Этцвейн и Фордайс не преминули скоро появиться в «Старом Каразе» и заказали по бокалу шипучего зеленого пунша. Друидийн сидел в углу, мрачно разглядывая публику — высокий черноволосый человек, сильный, нервный, с лицом мечтателя, разочарованного мечтами. Друидийн взял хитан, проверил настройку, поправил пару колков и набрал три аккорда, чуть наклонив голову и неодобрительно прислушиваясь. Его темные глаза блуждали по лицам, остановились на Этцвейне, опустились к хитану. Теперь он заиграл — медленно, с трудом, пробуя то одно, то другое, будто нащупывая форму мелодии в темноте, с выражением рассеянного старика, погруженного мыслями в прошлое и бесцельно собирающего метлой листья, разлетающиеся по ветру. Почти незаметно звуки приобретали уверенность, пальцы быстрее находили места на грифе, как карандаш математика, уже увидевшего решение задачи и пишущего вывод формулы — обрывочные намеки, несогласованные ритмы сплелись в единый организм, наделенный душой, каждая нота стала предопределенной, неизбежной, необходимой.

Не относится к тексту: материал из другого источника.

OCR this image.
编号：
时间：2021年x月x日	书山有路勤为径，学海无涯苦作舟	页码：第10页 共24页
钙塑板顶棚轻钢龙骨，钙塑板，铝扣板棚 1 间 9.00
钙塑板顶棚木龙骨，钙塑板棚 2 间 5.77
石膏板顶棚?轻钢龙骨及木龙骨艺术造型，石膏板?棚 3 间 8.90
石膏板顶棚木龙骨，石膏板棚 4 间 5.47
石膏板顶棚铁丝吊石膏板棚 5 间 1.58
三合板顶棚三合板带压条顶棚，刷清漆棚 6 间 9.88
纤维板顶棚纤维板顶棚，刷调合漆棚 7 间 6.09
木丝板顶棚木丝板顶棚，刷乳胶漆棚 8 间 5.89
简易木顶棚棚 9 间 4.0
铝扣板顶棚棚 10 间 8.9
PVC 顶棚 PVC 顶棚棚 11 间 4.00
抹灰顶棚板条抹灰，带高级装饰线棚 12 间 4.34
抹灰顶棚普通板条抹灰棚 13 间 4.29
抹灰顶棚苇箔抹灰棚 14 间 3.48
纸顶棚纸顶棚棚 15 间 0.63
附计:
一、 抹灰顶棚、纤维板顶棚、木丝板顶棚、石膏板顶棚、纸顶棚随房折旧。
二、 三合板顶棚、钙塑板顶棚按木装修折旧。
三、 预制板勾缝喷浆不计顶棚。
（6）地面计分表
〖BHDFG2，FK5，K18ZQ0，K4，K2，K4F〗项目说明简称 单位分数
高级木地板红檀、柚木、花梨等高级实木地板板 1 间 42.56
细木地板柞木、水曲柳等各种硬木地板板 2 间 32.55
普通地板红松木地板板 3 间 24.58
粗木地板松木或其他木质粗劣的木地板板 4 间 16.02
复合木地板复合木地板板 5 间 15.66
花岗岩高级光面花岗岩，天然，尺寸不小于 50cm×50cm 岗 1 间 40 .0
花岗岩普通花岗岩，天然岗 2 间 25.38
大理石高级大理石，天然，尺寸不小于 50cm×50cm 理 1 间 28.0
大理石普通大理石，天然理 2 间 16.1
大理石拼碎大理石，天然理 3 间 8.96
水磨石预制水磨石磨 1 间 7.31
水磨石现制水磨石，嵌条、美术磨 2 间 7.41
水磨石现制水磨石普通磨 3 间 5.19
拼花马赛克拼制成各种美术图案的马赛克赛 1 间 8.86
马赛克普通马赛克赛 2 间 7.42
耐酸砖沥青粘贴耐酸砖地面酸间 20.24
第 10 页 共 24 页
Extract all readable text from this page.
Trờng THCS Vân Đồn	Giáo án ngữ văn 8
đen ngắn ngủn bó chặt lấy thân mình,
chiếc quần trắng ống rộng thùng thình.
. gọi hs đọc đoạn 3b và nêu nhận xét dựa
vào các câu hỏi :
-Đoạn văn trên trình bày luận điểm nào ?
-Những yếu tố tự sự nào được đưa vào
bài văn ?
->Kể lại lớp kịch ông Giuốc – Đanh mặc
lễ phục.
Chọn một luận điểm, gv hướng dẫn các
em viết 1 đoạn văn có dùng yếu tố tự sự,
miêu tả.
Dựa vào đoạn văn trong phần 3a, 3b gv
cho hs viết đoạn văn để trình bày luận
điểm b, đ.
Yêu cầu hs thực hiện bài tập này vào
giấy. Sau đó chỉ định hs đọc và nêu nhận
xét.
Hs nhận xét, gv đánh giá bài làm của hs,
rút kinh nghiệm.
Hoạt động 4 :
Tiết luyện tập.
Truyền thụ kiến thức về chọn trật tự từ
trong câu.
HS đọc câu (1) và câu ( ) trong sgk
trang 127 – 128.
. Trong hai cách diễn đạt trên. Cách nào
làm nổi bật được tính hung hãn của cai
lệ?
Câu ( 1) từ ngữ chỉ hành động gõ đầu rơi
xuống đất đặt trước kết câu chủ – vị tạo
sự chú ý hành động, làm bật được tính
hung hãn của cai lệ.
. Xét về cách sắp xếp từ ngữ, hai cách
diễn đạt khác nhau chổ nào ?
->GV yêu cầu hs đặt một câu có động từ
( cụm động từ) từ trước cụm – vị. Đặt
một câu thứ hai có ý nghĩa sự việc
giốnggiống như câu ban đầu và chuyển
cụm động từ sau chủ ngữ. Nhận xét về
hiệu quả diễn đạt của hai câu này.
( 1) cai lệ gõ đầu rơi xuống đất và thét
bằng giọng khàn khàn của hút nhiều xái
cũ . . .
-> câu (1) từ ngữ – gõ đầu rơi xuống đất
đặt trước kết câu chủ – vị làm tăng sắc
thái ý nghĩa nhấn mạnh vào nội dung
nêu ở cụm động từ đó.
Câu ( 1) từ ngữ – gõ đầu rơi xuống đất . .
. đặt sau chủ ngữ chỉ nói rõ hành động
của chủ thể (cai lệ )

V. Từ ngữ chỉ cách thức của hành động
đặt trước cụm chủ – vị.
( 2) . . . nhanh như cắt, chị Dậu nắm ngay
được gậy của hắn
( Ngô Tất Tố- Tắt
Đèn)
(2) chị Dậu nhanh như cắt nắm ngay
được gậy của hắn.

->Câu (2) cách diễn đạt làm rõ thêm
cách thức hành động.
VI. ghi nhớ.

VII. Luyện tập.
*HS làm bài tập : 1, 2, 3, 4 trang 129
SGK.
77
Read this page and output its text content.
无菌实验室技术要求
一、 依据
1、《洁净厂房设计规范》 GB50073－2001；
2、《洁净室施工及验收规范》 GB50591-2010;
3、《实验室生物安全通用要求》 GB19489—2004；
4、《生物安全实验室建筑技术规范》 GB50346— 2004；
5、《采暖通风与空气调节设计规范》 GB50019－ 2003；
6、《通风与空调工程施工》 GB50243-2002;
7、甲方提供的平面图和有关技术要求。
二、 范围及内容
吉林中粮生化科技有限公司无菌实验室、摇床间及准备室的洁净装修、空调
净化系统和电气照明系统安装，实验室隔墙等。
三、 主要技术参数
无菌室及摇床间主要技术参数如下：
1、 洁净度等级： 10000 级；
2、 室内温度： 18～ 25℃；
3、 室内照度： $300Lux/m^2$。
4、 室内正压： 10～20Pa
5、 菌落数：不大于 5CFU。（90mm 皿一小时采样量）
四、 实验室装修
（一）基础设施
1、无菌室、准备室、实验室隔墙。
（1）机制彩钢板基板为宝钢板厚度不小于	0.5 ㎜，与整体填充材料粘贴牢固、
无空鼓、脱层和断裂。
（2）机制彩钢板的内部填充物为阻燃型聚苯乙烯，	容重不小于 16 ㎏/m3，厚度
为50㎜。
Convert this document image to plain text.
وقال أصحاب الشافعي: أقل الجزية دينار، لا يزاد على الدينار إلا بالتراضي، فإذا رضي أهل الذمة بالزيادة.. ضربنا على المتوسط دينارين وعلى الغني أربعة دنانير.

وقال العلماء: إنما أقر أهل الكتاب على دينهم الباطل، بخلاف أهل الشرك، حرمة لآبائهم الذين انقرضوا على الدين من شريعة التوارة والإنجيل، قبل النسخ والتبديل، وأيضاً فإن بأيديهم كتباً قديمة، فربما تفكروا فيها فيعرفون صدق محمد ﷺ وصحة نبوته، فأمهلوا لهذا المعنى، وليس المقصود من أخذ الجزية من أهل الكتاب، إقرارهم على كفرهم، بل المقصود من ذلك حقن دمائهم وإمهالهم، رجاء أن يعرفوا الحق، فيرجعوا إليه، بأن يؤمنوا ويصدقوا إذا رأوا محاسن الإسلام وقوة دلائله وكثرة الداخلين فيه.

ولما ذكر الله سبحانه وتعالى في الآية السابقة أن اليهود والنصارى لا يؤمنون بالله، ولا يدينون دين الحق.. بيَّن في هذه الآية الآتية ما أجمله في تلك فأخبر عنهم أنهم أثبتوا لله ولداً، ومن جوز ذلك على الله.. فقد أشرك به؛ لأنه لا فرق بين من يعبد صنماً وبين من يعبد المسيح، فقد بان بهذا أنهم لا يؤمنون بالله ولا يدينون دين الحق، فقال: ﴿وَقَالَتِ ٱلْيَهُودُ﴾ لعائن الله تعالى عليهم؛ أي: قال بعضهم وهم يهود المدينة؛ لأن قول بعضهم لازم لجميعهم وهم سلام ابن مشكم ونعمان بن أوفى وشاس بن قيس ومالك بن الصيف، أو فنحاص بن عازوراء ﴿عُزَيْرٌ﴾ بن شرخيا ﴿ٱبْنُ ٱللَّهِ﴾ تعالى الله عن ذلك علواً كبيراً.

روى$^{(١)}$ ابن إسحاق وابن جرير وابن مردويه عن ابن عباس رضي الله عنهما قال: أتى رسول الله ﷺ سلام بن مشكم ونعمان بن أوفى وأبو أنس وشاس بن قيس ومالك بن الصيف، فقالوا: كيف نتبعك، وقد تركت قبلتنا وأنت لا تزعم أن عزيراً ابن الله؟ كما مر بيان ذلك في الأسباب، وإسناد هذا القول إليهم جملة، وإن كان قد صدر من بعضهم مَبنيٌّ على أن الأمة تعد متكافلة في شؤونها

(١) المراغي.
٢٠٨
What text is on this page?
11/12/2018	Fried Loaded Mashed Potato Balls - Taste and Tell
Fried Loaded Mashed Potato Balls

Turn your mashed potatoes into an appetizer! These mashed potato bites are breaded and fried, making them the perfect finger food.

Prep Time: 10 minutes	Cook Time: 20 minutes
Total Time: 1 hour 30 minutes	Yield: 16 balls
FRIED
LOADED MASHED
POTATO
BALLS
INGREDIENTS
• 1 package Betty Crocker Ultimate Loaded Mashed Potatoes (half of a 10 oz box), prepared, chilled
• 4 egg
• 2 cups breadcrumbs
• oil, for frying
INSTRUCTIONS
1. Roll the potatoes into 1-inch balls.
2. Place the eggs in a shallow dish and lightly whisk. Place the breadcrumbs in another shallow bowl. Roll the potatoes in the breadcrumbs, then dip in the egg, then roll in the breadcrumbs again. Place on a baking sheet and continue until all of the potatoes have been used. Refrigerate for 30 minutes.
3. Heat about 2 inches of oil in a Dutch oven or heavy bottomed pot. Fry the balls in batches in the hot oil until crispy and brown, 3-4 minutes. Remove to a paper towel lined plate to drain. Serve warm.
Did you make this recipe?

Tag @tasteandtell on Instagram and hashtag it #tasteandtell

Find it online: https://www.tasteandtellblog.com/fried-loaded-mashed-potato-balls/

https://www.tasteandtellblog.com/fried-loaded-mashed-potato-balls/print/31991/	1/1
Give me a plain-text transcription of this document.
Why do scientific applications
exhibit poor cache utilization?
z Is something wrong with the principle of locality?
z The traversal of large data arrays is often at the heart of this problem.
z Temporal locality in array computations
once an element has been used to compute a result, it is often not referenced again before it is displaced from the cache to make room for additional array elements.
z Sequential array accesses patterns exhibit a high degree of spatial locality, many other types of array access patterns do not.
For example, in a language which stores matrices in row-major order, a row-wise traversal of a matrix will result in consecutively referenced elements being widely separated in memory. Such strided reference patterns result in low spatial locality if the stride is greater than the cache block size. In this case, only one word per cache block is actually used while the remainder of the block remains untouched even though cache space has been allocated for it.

Слушая, Этцвейн переставал видеть окружающее — и начинал видеть что-то другое. Друидийн исполнял сложную, непривычную музыку с величественным убеждением, без напряжения. Почти случайно, мимоходом, он сообщал мучительные вести, необратимые, как время. Он говорил о золотистых волнах океана, о недостижимых островах. Он наполнял сердце тщетным сладострастием жизни — только для того, чтобы положить конец всем иллюзорным тайнам краткой иронической каденцией и ударом локтя по гремушке.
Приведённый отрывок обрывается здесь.